First, lets give a short story about the problem which will follow:
I was at school here in Greece. We have school 5 days of the week. 2 random days we have 7 hours of lessons and the rest 6 hours of lessons. I wanted to return home, when possible, with one of my friends. However, we are not in the same class, so he has a different schedule. By taking all cases, I noticed that there will be at least 1 day of the week in which we will have the same hours of lessons, so we can return together.
I then thought of a more general statement:
If we arrange $n$ in number $A$ letters and $n - 1$ in number $B$ letters with $2$ ways, then there exists at least one same letter in the same place, if we assume that the first term for every arrangement has place 1.
I though about it myself and could not figure out a rigorous proof. Lastly, I posted it on a discord server dedicated to Olympiad Math and got this response:
"well... after we're done with the first way to arrange it a second way we could essentially swap the B's with (n-1) A's, thus leaving 1 A at the same place so I would guess this is true."
Although I understand what is being said, I do not understand how this is enough to prove the original statement. So, if you happen to have a rigorous proof or some clever ideas, please share!
On your original example, between you there are four $7$-hour days, so they can occur at most on four different days of the $5$-day week, so at least $5-4=1$ day must have both of you having $6$-hour days.

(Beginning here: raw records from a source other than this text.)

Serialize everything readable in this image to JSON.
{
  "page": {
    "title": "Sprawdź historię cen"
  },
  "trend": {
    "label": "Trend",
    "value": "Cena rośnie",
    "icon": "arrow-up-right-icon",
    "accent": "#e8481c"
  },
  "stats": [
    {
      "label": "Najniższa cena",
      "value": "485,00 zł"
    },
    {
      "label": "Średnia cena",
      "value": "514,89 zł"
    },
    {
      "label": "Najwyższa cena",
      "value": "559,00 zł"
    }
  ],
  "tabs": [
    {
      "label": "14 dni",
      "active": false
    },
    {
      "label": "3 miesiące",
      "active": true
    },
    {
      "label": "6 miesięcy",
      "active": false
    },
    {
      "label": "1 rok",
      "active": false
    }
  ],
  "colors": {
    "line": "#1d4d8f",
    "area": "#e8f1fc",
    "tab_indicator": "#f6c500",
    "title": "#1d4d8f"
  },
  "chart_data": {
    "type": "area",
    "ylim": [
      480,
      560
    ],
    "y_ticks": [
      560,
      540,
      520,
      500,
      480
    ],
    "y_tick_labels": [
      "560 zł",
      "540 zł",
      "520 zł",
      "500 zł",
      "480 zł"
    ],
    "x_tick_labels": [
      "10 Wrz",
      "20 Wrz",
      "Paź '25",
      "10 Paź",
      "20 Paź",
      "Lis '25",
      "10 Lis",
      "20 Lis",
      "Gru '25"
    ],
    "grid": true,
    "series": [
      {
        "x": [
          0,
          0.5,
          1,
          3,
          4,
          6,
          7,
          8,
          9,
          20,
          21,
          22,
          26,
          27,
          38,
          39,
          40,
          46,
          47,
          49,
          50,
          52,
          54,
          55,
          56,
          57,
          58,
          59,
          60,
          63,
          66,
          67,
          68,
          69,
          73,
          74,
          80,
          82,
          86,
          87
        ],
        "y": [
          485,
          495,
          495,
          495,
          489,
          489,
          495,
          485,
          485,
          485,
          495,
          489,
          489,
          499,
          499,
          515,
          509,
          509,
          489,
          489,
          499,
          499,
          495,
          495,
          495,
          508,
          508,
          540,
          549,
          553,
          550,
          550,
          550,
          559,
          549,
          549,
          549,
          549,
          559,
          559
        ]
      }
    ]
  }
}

In your generalised form in the two arrangements of $2n-1$ letters ($n$ copies of A and $n-1$ of B) you can say the same thing: between the two arrangements, the Bs can appear in at most $2(n-1)$ different positions, so at least $(2n-1)-2(n-1)=1$ position must have As in both arrangements.
A pigeonhole argument would say there are $2n$ As across the two arrangements to put in $2n-1$ positions so at least one position has 2 As. This is essentially the same argument.